André Luiz Siqueira, diretor presidente da ONG Ecologia e Ação (Ecoa), reconhece uma "migração temporal" dos pescadores, que vão às cidades para atualizar seus cadastros em programas sociais. No entanto, acredita que as diferenças entre os meios urbano e rural desmotivem os ribeirinhos a abandonar seus lares por muito tempo.

- Apesar de terem o rio como meio de subsistência, e não o pasto, os ribeirinhos são acusados pelo Estado de provocar os incêndios. Estão muito indignados com essa mentira e com a distância de qualquer atendimento à saúde - diz Siqueira. - Sabem que, na cidade, são preteridos pela classe média alta de qualquer serviço. Além disso, não terão a pesca para lhes dar comida, e ficarão expostos à subnutrição. A vida urbana demanda muito mais dinheiro do que eles precisam em seu ambiente. Acho que, por isso, podem se envolver em gangues.

Alimentação afetada
A pescadora e artesã Julia González, moradora da Área de Proteção Ambiental (APA) Baía Negra, no município de Ladário (MS), viu o fogo destruir seu pomar, onde fazia geleias com plantas nativas, além do pequeno terreno em que cultivava mandioca e milho.

Julia tem 62 anos e reside na APA há mais de 20. Não sabe de onde veio o fogo e para onde foi a água dos rios que banham o Pantanal.

- A queimada afetou nossa alimentação.
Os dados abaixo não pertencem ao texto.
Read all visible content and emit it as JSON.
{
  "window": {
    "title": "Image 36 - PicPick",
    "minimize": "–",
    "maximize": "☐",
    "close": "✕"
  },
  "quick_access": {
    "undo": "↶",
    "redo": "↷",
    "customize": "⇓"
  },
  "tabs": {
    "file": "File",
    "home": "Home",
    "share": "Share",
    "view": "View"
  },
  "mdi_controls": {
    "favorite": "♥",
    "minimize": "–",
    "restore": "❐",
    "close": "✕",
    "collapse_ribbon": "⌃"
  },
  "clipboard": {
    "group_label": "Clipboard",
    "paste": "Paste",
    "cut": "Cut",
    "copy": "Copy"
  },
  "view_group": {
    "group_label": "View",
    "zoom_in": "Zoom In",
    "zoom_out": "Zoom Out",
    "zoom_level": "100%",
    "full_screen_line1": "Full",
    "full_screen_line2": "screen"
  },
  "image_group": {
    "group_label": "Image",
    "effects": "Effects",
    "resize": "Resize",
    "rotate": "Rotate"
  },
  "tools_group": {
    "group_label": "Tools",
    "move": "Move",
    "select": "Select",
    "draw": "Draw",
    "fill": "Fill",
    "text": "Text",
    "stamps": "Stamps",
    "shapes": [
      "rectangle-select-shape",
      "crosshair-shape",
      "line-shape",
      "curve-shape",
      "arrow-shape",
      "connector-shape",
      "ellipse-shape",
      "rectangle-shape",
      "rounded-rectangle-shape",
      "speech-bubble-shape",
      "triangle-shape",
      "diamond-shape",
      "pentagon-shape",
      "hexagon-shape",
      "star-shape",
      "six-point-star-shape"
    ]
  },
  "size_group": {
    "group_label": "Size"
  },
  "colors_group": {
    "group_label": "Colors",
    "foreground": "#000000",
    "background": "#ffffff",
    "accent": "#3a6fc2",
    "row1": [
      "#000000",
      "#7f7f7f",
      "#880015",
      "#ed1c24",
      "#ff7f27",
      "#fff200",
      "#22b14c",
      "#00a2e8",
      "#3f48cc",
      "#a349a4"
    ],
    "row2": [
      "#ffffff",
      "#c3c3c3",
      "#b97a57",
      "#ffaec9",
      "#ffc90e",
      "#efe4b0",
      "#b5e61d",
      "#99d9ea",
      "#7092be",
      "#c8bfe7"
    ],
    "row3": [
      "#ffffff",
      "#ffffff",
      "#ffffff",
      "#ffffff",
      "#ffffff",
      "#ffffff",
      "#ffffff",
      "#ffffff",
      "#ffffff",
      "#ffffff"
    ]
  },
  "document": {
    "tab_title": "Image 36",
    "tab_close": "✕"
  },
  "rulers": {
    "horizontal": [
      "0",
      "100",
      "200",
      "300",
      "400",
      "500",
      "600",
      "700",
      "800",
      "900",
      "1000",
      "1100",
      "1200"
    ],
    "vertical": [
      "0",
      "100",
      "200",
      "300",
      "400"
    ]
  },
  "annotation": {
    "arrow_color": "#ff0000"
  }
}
Geralmente, quando pedimos ajuda, os bombeiros dizem que fomos nós que ateamos o fogo - lamenta. - Os caminhões-pipa ficaram quatro dias jogando água ao redor de nossas casas, para que nenhuma delas seja atingida pelos incêndios. Muitas são de madeira, alguns moradores usam até papelão para fechar as portas. Agora, precisamos começar de novo.

O combate ao fogo está sendo capitaneado pela Operação Pantanal II, que reúne Corpo de Bombeiros do Mato Grosso do Sul, Polícia Militar Ambiental, Exército, Força Aérea e Ibama.